G1 – No vídeo, ele circula entre padres e mulheres seminuas. Uma organização religiosa conservadora dos EUA divulgou uma nota em protesto. O comunicado faz referência ao fato de o Bowie ser bissexual.
Fafá de Belém –
Que horror...

G1 – O que exatamente é um ‘horror’, neste caso?
Fafá de Belém –
É tudo. Primeiro, pelo que você me conta, é uma liga de extrema direita, cerceadora, preconceituosa, que se nomeia porta-voz de Deus. Então, já começa tudo errado, não? (risos). Acho que você tem que tomar cuidado também para não ofender nada nem ninguém. Há dogmas da igreja – e você escolhe ser católico ou não. Não vi o clipe, mas o David Bowie, por natureza, é um cara polêmico, livre, tem leituras sobre muitas coisas. É um direito dele, fazer a leitura que ele quer. Acho que o mais torto de tudo é o preconceito. Você vê que, em todas as religiões, os que mais castigavam eram os mais “tortos”. Hitler, que tinha todas as distorções, culpou todo um povo para matar a culpa dele próprio, por ter nojo de suas [próprias] perversões. Mas não vi o clipe, não posso dizer nada em profundidade. 

G1 – Qual a diferença entre sua crença da época do álbum ‘Crença’, de quase 30 anos atrás, e a sua crença agora, quando você lança ‘Amor e fé’?
Fafá de Belém –
Nenhuma. Quando comecei, há 38 anos, defendia as mesmas coisas que defendo agora. Só que, àquela altura, eu era uma menina. Minhas crenças são exatamente as mesmas: liberdade do outro, cantar, ser livre, conhecer o mundo, nunca casar (risos), sempre namorar (risos). Meus amigos em primeiro lugar, minha família junto. Defenderei as mesmas coisas sempre. Nunca negociei, nunca aderi à moda nenhuma, nunca fiz um plano de metas para vender um milhão de cópias, não é a minha onda. Aliás, não é a onda da nossa geração – eu, Bethânia, Gal, Elba... A gente apenas faz a música de que gosta e em que acredita, por isso está aí há tanto tempo. Ninguém faz chapinha à toa (risos).

G1 – De quem foi a ideia de gravar, em ‘Amor e fé’, uma versão bossa nova da ‘Ave Maria’?
Fafá de Belém –
Foi minha. Eu adoraria que Francisco ouvisse uma Ave Maria em bossa nova (risos).

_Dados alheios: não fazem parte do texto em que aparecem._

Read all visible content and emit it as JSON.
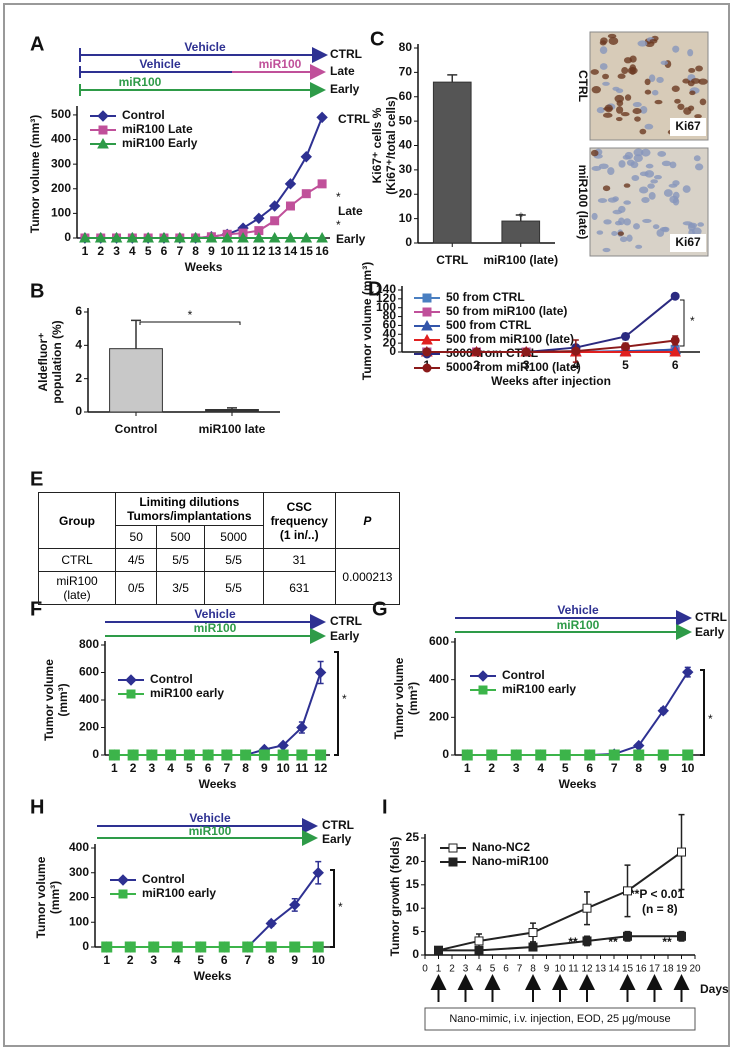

G1 – Você já cantou para dois papas, certo?
Fafá de Belém –
Fui a única a cantar para dois papas: João Paulo II e Bento XVI. Fui a única cantora no mundo, disso eu me orgulho Porque é um convite do Vaticano. E o primeiro critério foi a pertinência entre a minha ação e o meu discurso. Ou seja, não existe um personagem Fafá de Belém. Nunca incorporei caricaturas, não gosto disso. Se estou de decote, é porque gosto de decote; se dou gargalhada, é a minha gargalhada; a minha fé é minha fé; meu lado popular é meu lado meu popular. Sou uma mulher, mãe solteira, amazônica, não uso da minha vida pessoal para promover ou divulgar nada, nem nunca farei.

G1 – Vai cantar para o papa Francisco na Jornada Mundial da Juventude?
Fafá de Belém –
Há muita especulação, mas não há um convite oficial. Enquanto não houver um convite oficial, como das outras vezes... A minha vida toda foi consequente, nunca me enfiei em grupos para ser aceita, nunca puxei o saco de ninguém. Tudo que aconteceu na minha vida é decorrência. Se acontecer o convite, todo mundo vai saber. O que existe são especulações, notas plantadas – por mim, não! Se for convidada, vou ficar muito feliz.